The rule was that lepers were to stay out of the city, so they had no right to enter. Still they decided to go in. There was no food in the city. The lepers themselves had no food. They reasoned that whatever they did they would die – outside the city, inside the city, it made no difference.
The inhabitants of the city were in a state of nerves, and when the lepers entered they thought it was “the noise of a great host” and they panicked and ran away. The result is that when the lepers entered the city, “behold, there was no man there” (verse 5).
The question we ask is why the citizens exaggerated so much, stampeded, and thought the enemy was at the door and that they were doomed.

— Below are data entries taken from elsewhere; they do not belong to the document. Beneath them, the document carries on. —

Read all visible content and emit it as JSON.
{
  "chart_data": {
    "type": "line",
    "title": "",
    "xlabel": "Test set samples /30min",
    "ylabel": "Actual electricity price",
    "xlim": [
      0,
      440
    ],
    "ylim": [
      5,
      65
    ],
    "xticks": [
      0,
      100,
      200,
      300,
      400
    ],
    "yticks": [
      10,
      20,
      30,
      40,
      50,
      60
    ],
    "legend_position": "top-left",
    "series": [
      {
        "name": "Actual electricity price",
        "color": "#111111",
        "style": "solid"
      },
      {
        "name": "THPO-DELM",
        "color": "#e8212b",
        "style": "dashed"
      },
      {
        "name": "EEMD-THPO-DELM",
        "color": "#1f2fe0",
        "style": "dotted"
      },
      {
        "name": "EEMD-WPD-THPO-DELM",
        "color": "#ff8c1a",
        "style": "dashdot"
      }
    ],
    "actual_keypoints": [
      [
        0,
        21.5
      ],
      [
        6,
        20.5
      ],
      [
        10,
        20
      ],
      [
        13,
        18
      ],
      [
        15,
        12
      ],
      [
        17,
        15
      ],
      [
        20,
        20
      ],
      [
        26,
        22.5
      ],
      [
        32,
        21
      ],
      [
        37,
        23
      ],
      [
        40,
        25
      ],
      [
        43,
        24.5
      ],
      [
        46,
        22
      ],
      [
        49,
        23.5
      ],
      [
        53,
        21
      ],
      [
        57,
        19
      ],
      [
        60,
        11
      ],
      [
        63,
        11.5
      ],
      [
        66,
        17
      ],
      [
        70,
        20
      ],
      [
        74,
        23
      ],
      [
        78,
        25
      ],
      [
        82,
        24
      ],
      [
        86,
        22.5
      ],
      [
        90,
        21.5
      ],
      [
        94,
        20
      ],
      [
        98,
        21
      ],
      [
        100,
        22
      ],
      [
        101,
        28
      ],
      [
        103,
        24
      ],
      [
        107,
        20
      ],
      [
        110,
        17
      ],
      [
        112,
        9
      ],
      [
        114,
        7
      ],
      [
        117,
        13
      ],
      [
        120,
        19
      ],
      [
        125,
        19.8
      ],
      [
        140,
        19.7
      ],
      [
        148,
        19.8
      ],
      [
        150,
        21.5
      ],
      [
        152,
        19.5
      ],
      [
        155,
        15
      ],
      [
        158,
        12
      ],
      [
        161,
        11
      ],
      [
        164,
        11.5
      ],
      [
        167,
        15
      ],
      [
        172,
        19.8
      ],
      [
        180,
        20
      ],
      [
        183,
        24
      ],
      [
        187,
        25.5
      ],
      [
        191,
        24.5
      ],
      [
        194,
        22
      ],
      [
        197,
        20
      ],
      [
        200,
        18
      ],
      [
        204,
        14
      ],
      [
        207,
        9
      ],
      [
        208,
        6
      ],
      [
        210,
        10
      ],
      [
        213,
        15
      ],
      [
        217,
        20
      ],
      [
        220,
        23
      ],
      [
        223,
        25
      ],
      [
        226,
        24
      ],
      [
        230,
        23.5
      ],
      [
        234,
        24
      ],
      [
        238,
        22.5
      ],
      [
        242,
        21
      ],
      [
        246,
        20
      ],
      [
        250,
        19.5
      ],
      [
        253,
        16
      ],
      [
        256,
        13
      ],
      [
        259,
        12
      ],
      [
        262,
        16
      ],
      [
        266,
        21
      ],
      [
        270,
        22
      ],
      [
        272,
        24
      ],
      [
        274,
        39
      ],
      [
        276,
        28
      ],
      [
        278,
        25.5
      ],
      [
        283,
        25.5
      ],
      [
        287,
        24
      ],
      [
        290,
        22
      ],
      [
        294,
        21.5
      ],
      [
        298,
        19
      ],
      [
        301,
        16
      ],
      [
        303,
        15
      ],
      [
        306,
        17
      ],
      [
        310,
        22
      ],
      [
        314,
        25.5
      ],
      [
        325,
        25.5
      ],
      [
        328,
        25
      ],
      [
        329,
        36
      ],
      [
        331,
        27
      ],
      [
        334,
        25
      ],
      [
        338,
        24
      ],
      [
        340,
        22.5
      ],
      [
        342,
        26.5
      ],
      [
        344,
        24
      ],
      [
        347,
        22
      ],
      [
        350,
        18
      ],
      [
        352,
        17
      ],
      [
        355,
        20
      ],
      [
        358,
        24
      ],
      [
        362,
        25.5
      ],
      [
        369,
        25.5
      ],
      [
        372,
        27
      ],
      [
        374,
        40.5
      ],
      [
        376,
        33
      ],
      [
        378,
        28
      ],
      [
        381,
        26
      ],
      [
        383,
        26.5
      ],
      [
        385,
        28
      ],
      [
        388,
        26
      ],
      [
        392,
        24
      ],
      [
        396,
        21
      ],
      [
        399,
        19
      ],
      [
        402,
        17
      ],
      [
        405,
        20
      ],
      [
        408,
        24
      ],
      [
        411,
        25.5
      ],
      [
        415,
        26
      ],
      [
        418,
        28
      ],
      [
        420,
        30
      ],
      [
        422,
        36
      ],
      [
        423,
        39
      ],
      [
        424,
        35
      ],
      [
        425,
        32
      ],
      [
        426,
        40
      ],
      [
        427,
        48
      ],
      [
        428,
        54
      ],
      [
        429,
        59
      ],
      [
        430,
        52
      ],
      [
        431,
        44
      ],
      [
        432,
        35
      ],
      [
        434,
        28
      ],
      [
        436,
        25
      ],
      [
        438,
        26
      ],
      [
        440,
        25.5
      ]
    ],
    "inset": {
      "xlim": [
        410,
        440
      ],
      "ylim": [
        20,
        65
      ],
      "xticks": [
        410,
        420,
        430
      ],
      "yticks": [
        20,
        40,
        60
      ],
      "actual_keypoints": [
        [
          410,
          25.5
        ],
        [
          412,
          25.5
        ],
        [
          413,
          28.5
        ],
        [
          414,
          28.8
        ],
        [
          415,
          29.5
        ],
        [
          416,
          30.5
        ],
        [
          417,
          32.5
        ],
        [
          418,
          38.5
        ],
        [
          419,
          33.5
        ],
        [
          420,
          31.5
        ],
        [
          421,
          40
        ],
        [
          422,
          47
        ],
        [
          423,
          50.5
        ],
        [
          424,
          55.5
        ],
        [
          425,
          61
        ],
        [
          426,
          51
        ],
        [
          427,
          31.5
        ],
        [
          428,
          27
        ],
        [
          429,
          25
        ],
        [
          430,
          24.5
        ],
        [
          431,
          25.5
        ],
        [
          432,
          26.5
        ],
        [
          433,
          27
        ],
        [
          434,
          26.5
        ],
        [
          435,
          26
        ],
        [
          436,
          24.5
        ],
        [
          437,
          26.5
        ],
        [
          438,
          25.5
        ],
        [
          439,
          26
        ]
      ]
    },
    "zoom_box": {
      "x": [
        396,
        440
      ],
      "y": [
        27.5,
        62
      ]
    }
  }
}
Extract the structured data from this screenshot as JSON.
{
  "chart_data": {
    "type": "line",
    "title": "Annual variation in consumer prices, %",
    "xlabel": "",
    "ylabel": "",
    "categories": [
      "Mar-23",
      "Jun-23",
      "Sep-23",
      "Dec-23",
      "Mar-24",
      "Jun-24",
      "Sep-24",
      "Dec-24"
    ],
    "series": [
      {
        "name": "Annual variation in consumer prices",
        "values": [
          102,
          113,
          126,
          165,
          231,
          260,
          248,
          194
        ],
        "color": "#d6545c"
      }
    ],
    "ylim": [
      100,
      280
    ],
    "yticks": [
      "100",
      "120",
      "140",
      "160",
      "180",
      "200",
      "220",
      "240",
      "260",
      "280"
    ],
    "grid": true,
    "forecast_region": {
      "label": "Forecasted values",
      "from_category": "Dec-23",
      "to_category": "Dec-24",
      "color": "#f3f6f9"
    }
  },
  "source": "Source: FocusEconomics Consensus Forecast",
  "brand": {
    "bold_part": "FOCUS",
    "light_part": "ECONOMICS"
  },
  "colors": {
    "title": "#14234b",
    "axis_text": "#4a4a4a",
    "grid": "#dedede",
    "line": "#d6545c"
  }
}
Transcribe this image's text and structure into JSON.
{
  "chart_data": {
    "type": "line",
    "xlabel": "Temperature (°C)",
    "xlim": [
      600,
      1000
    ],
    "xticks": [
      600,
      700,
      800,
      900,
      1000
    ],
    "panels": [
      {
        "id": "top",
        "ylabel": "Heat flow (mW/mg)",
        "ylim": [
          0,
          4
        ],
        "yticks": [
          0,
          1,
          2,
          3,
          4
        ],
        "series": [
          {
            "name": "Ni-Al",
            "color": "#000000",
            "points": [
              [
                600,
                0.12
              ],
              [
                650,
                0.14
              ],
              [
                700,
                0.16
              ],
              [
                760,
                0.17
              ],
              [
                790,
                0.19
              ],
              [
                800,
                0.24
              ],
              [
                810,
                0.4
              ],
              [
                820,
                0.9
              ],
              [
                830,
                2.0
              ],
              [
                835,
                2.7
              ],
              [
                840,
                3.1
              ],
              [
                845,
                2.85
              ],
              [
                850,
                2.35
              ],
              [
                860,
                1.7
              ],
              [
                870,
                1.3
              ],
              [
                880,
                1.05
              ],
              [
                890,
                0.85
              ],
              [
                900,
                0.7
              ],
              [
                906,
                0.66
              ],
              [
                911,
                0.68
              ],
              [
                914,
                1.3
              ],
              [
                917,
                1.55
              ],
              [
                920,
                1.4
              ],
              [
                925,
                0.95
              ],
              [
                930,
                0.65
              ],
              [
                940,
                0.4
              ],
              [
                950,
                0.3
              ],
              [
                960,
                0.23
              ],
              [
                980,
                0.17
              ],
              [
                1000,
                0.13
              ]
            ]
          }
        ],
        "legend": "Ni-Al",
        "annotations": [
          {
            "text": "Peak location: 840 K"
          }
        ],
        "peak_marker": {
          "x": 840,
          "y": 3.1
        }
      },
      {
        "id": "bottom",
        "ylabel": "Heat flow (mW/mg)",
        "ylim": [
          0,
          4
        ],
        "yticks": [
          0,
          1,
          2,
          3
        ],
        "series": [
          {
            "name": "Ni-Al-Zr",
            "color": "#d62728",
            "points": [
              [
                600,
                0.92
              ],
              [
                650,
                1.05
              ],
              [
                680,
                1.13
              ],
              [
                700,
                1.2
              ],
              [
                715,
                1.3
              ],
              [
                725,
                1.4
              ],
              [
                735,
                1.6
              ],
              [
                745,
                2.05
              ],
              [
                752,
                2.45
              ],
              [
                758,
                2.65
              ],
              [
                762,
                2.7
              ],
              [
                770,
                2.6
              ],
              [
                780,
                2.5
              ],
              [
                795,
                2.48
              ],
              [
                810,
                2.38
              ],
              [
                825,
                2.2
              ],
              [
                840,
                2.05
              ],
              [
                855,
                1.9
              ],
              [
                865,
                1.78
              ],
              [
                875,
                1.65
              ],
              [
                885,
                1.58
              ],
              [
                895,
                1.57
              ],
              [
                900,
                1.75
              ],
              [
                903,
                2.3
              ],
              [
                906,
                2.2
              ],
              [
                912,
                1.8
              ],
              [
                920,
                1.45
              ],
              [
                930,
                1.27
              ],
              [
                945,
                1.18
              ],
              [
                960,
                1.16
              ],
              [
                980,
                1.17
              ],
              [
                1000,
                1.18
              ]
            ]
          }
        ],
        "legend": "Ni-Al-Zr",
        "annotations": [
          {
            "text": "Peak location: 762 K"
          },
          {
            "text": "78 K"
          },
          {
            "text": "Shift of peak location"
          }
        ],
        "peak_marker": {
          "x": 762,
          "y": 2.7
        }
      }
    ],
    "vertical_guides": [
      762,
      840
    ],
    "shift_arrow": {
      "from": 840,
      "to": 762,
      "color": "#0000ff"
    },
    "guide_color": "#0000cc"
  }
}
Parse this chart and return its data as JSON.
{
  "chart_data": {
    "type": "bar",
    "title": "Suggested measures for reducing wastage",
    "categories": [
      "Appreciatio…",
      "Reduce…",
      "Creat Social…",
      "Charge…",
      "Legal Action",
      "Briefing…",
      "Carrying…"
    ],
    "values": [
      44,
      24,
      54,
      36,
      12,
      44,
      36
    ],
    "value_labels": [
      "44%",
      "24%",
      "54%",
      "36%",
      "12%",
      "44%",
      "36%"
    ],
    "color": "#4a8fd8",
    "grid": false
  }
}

The answer is an exercise in human psychology. Turning molehills into mountains is something that happens. It is no use telling people to use their brains and not lose their balance. Good leadership should be capable of seeing the signs as they really are, but often there is a lack of good leadership and there is a fear amongst the people that the leaders are appeasers who can’t see reality.
In our own day, the demagogues constantly exploit situations like this to the eternal detriment of everybody concerned. We could all learn from my French teacher at high school who had a habit of shaking a boy by the shoulders and saying, “Have some sense, boy, have some sense!”
Teachers dare not shake their students any more, but “Have some sense, boy, have some sense!” is still good advice.